The notion of a miracle is self-cancelling. If miracles did happen, they would be part of the natural order too, there being no place else for them to happen in. Conversely, to say something isn’t miraculous – that it isn’t intrinsically inexplicable – is, I suppose, just to say that it happens. The only substantive notion of explanation we have is, after all, extrinsic: it’s the notion of explanation for us. What, then, is the difference between there being no explanation of consciousness and there being one that only God can understand? I’m not consoled by the news that consciousness looks okay to God; miracles would too.
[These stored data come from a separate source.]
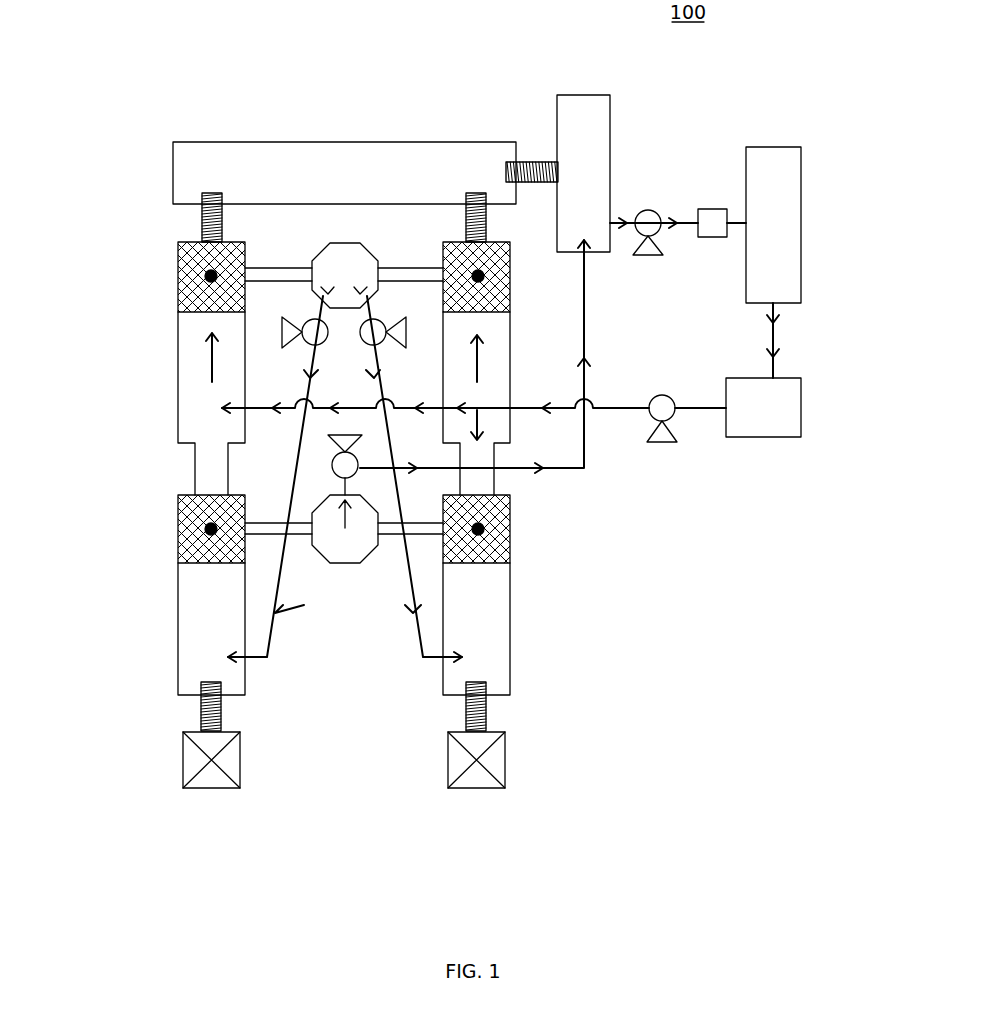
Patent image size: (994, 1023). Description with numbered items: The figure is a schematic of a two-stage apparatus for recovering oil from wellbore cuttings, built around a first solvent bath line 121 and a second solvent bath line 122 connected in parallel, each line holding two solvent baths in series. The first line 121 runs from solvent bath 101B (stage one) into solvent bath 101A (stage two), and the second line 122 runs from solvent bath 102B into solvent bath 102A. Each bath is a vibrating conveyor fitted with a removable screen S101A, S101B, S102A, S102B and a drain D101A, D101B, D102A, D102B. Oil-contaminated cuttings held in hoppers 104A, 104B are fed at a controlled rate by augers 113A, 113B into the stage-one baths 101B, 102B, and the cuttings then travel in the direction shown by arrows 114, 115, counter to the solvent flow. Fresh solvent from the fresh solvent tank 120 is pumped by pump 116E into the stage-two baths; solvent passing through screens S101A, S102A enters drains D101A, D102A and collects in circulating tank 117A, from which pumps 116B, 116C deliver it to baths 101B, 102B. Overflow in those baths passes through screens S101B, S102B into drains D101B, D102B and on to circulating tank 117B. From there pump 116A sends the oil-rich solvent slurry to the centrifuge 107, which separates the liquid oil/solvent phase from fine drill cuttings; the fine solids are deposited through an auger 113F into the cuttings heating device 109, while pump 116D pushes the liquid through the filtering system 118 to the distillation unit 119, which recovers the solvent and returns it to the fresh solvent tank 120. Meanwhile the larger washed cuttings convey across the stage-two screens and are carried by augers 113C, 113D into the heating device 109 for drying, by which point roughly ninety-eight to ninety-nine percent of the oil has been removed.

The solvent bath 101A is at (196, 333).
The solvent bath 101B is at (196, 587).
The solvent bath 102A is at (495, 335).
The solvent bath 102B is at (495, 590).
The hopper 104A is at (215, 780).
The hopper 104B is at (480, 780).
The centrifuge 107 is at (583, 106).
The cuttings heating device 109 is at (427, 151).
The auger 113A is at (203, 710).
The auger 113B is at (487, 710).
The auger 113C is at (203, 232).
The auger 113D is at (486, 237).
The auger 113F is at (530, 164).
The arrow 114 is at (212, 360).
The arrow 115 is at (478, 360).
The pump 116A is at (340, 460).
The pump 116B is at (286, 330).
The pump 116C is at (404, 330).
The pump 116D is at (650, 222).
The pump 116E is at (667, 442).
The circulating tank 117A is at (346, 263).
The circulating tank 117B is at (345, 563).
The filtering system 118 is at (712, 238).
The distillation unit 119 is at (775, 152).
The fresh solvent tank 120 is at (757, 422).
The first solvent bath line 121 is at (156, 636).
The second solvent bath line 122 is at (526, 656).
The drain D101A is at (205, 276).
The drain D101B is at (205, 529).
The drain D102A is at (484, 276).
The drain D102B is at (484, 529).
The removable screen S101A is at (190, 292).
The removable screen S101B is at (190, 545).
The removable screen S102A is at (490, 295).
The removable screen S102B is at (500, 540).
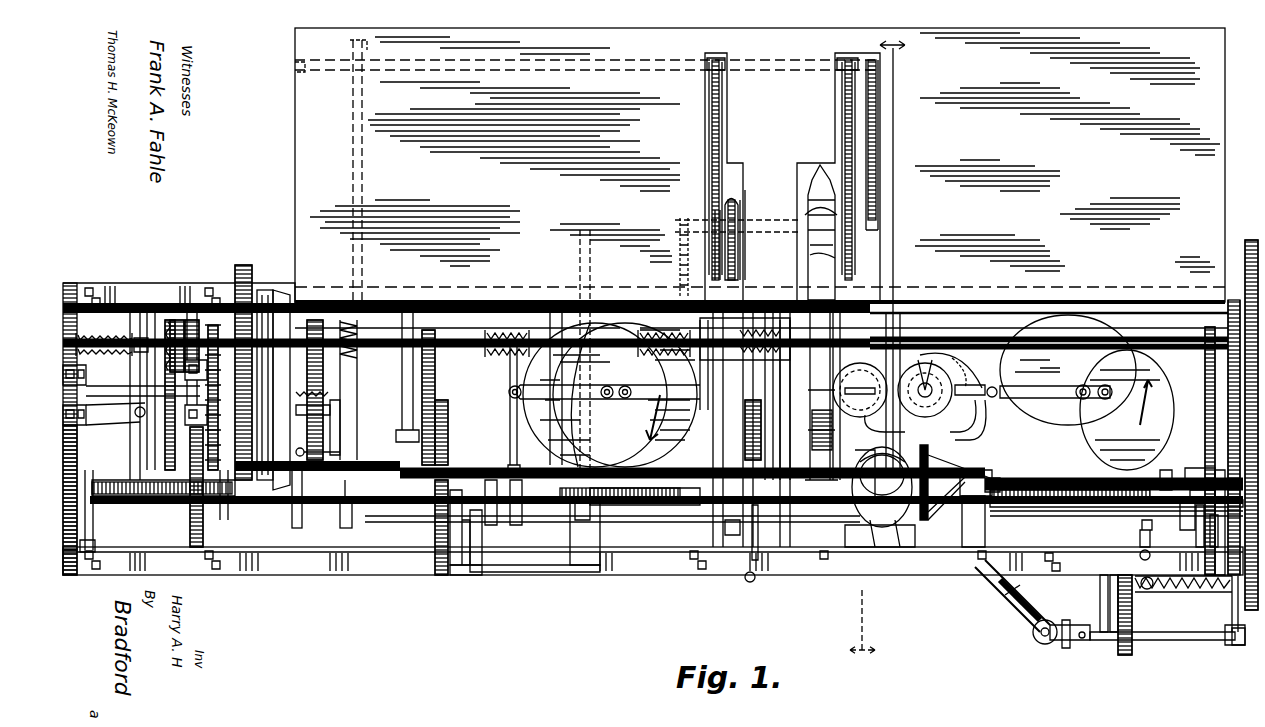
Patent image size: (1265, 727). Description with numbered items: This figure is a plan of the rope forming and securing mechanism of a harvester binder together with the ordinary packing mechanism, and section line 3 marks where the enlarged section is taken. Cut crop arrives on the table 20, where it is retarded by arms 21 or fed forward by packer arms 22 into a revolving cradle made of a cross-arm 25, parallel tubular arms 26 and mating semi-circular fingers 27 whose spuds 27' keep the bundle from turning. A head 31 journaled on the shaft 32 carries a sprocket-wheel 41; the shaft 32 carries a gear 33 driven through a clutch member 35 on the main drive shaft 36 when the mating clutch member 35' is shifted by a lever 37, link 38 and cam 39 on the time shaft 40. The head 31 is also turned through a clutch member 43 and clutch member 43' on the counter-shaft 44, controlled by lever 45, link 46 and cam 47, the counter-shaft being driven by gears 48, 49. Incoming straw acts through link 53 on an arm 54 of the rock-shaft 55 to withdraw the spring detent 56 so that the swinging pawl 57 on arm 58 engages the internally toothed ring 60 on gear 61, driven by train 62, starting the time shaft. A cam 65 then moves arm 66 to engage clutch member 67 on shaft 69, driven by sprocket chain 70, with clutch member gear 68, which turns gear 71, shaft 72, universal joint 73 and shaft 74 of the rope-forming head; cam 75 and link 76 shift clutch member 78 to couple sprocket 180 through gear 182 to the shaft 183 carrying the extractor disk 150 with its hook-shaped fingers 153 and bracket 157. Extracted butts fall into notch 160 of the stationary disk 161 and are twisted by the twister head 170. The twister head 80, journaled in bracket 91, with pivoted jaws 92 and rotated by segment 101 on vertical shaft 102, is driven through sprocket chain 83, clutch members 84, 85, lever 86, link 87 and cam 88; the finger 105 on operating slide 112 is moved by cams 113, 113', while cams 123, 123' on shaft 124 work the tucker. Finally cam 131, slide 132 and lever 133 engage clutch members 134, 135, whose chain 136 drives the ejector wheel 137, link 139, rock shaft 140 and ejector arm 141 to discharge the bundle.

The section line 3— 3 is at (877, 349).
The table 20 is at (760, 165).
The arms 21 is at (820, 122).
The packer arms 22 is at (745, 205).
The cross-arm 25 is at (270, 288).
The tubular arms 26 is at (385, 475).
The semi-circular fingers 27 is at (865, 322).
The spuds 27' is at (801, 244).
The head 31 is at (243, 265).
The shaft 32 is at (150, 430).
The gear 33 is at (168, 440).
The clutch member 35 is at (198, 311).
The clutch member 35' is at (173, 311).
The main drive shaft 36 is at (1175, 335).
The lever 37 is at (117, 400).
The link 38 is at (88, 456).
The cam 39 is at (93, 520).
The time shaft 40 is at (1072, 508).
The sprocket-wheel 41 is at (178, 508).
The clutch member 43 is at (206, 428).
The clutch member 43' is at (221, 430).
The counter-shaft 44 is at (325, 400).
The lever 45 is at (304, 450).
The link 46 is at (348, 528).
The cam 47 is at (296, 528).
The gear 48 is at (340, 425).
The gear 49 is at (300, 370).
The link 53 is at (755, 570).
The arm 54 is at (755, 580).
The rock-shaft 55 is at (555, 572).
The spring detent 56 is at (730, 418).
The swinging pawl 57 is at (476, 565).
The arm 58 is at (492, 525).
The internally toothed ring 60 is at (435, 510).
The gear 61 is at (430, 600).
The train 62 is at (435, 360).
The cam 65 is at (1165, 470).
The arm 66 is at (1140, 533).
The clutch member 67 is at (1147, 590).
The clutch member gear 68 is at (1100, 590).
The shaft 69 is at (1185, 590).
The sprocket chain 70 is at (1215, 395).
The gear 71 is at (1125, 655).
The shaft 72 is at (1180, 640).
The universal joint 73 is at (1045, 644).
The shaft 74 is at (990, 585).
The cam 75 is at (1200, 530).
The link 76 is at (1218, 531).
The clutch member 78 is at (1200, 460).
The twister head 80 is at (880, 408).
The sprocket chain 83 is at (775, 442).
The clutch member 84 is at (770, 315).
The clutch member 85 is at (750, 320).
The lever 86 is at (683, 285).
The link 87 is at (748, 530).
The cam 88 is at (733, 535).
The bracket 91 is at (900, 325).
The pivoted jaws 92 is at (893, 320).
The segment 101 is at (975, 343).
The vertical shaft 102 is at (925, 365).
The finger 105 is at (785, 410).
The operating slide 112 is at (625, 395).
The cam 113 is at (595, 395).
The cam 113' is at (551, 395).
The cam 123 is at (1112, 410).
The cam 123' is at (1071, 347).
The shaft 124 is at (1148, 394).
The cam 131 is at (520, 525).
The slide 132 is at (510, 430).
The lever 133 is at (515, 370).
The clutch member 134 is at (582, 272).
The clutch member 135 is at (593, 290).
The chain 136 is at (640, 505).
The ejector wheel 137 is at (590, 510).
The link 139 is at (585, 565).
The rock shaft 140 is at (785, 515).
The ejector arm 141 is at (718, 520).
The disk 150 is at (985, 468).
The hook-shaped finger 153 is at (985, 442).
The bracket 157 is at (992, 478).
The notch 160 is at (945, 460).
The stationary disk 161 is at (848, 547).
The twister head 170 is at (876, 455).
The sprocket 180 is at (1185, 525).
The gear 182 is at (1240, 465).
The shaft 183 is at (1050, 478).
In this respect, it seems to me, McGinn is, uncharacteristically, inadequately depressed. If, as McGinn supposes, the problem about consciousness really isn’t just a muddle, then there is something going on that we deeply do not understand, something that our best science gives no hint of accommodating. Perhaps there is some sense in which that might be true and materialism still be vindicated: but it looks to me like what’s left of materialism if consciousness eludes it as a matter of principle is hardly going to be worth defending. Materialism is supposed to be an ontological thesis, but mostly it’s epistemology in disguise. What we imagine to be compatible with our materialism is, I think, just about the same as what we can imagine ourselves being able to explain. That consciousness might be the one but not the other strikes me as a wan doctrine and an empty hope.
The trick in the philosophy of consciousness would be to find a middle way between Chicken Little and the ostrich. I don’t think McGinn has managed this; I don’t think that anybody has. But, unlike many philosophers who discuss the issue, McGinn has the good sense to err largely on the Chicken Little side. The wise bird always assumes that the sky is falling unless it is quite certain that it’s not. If you want to read somebody clever worrying about a problem that’s worth somebody clever’s worrying about, read The Problem of Consciousness.